Richman Alice R, Schwartz Abby J, Maness Sarah B, Sanchez Leslie, Torres Essie
Department of Health Education and Promotion, College of Health and Human Performance, East Carolina University, 300 Curry Court, Greenville, NC 27858, USA.
School of Social Work, College of Health and Human Performance, East Carolina University, 114 Rivers, Greenville, NC 27858, USA.
Vaccines (Basel). 2025 Jun 27;13(7):699. doi: 10.3390/vaccines13070699.
In the United States, vaccine hesitancy is higher among rural and racially and ethnically diverse communities, and messaging from trusted individuals may increase vaccine acceptance. The purpose of this study is to understand vaccine hesitancy, messaging from trusted individuals, and vaccine acceptance strategies among racially and ethnically diverse, medically underserved rural populations.
The researchers conducted 12 in-person focus groups, each consisting of 5 to 12 participants, with community members and trusted leaders from three rural counties in Eastern North Carolina ( = 119). Thematic analysis was used to synthesize insights from the discussions, allowing for the identification of recurring patterns and community-specific considerations regarding vaccine perceptions and messaging.

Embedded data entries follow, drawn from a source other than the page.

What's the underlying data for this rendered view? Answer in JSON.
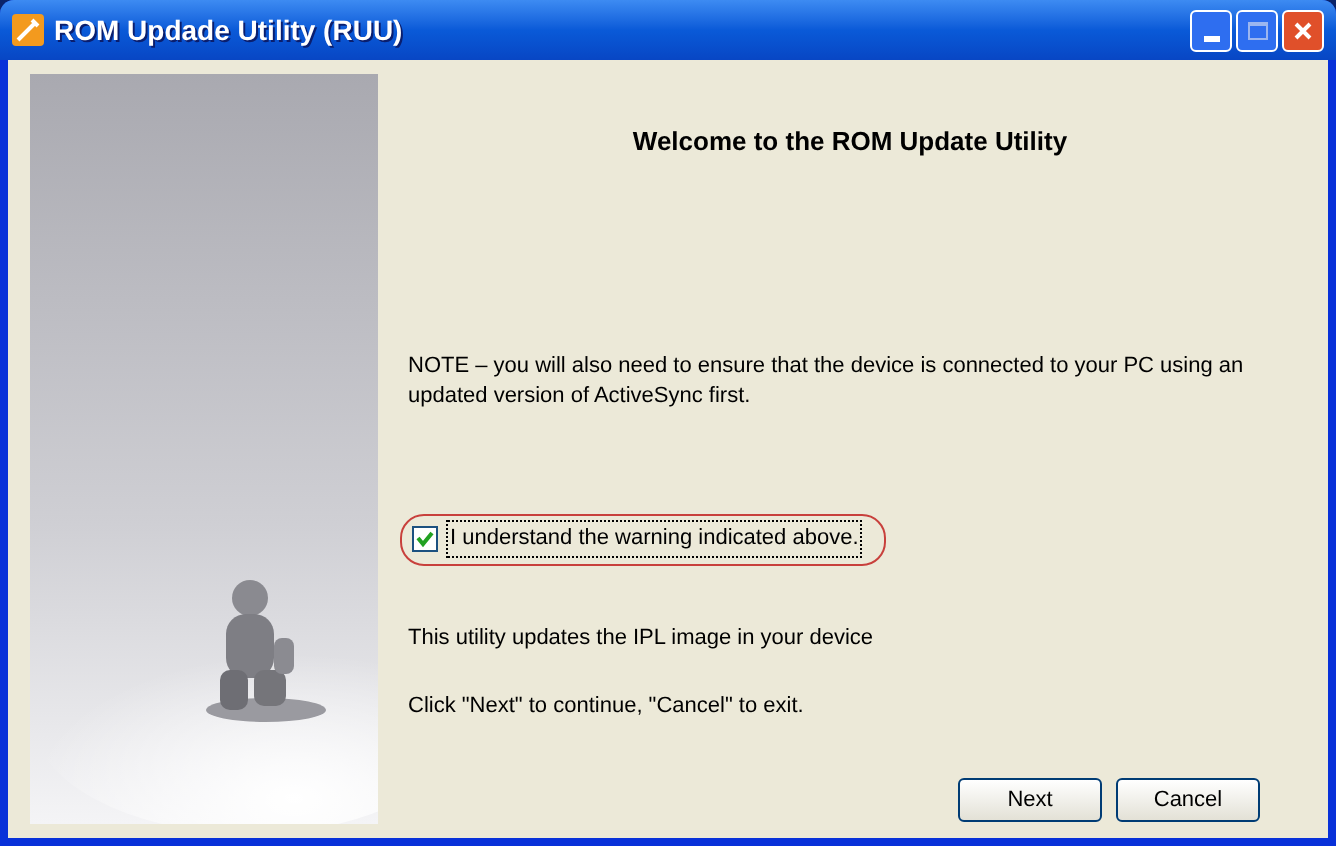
{
  "window": {
    "title": "ROM Updade Utility (RUU)"
  },
  "heading": "Welcome to the ROM Update Utility",
  "note": "NOTE – you will also need to ensure that the device is connected to your PC using an updated version of ActiveSync first.",
  "agree": {
    "label": "I understand the warning indicated above.",
    "checked": true
  },
  "info": "This utility updates the IPL image in your device",
  "hint": "Click \"Next\" to continue, \"Cancel\" to exit.",
  "buttons": [
    "Next",
    "Cancel"
  ]
}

The researchers identified seven key themes within the primary focus areas of the study: factors influencing vaccine hesitancy, messaging from trusted individuals, and strategies to improve vaccine acceptance. Participants reported differences in trust based on how long a vaccine has been available, concerns about becoming sick after a vaccine, seeing the symptoms of vaccine-preventable diseases, and misinformation on social media. Overall, participants reported trust in messages from medical providers. Trusted leaders advised people to conduct their own research on vaccines when determining whether to receive vaccinations. Lastly, social determinants such as cost, education, and transportation were identified as key barriers to vaccination.

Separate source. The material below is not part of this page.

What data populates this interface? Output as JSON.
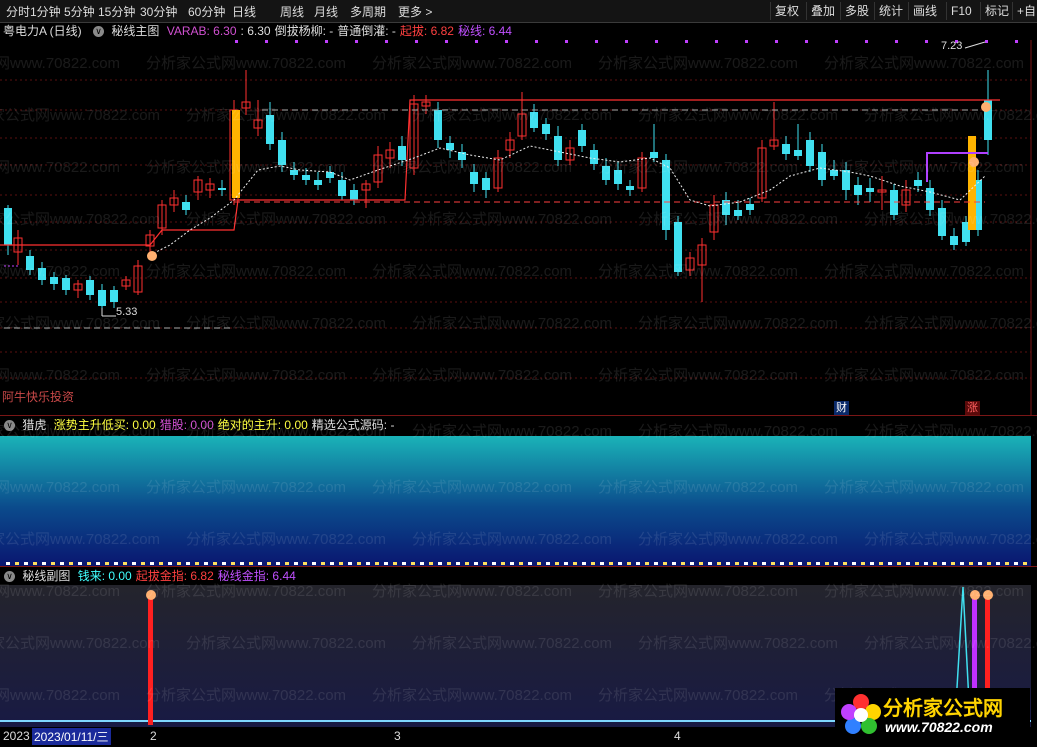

Our findings indicate that medical providers are trusted messengers for vaccine information and the promotion of vaccine uptake. However, distrust linked to fear, misinformation, and structural barriers persist. Public health efforts to increase vaccination confidence among rural, racially and ethnically diverse populations in the United States Southeast should address these factors in future vaccine interventions and educational efforts.
在美国,农村以及种族和民族多元化社区的疫苗犹豫现象更为严重,来自受信任个体的信息传递可能会提高疫苗接种率。本研究的目的是了解种族和民族多元化、医疗服务不足的农村人口中的疫苗犹豫情况、受信任个体的信息传递以及疫苗接种接受策略。
研究人员对来自北卡罗来纳州东部三个农村县的社区成员和受信任领导人进行了12次面对面焦点小组访谈,每个小组由5至12名参与者组成(n = 119)。采用主题分析法综合讨论中的见解,以便确定关于疫苗认知和信息传递的反复出现的模式以及社区特定的考虑因素。
研究人员在研究的主要重点领域内确定了七个关键主题:影响疫苗犹豫的因素、受信任个体的信息传递以及提高疫苗接种接受度的策略。参与者报告称,基于疫苗上市时间长短、对接种疫苗后生病的担忧、看到疫苗可预防疾病的症状以及社交媒体上的错误信息,信任程度存在差异。总体而言,参与者表示信任医疗服务提供者提供的信息。受信任的领导人建议人们在决定是否接种疫苗时自行研究疫苗。最后,成本、教育和交通等社会决定因素被确定为疫苗接种的关键障碍。
我们的研究结果表明,医疗服务提供者是疫苗信息和促进疫苗接种的受信任传递者。然而,与恐惧、错误信息和结构性障碍相关的不信任仍然存在。美国东南部农村地区种族和民族多元化人群中提高疫苗接种信心的公共卫生努力应在未来的疫苗干预和教育工作中解决这些因素。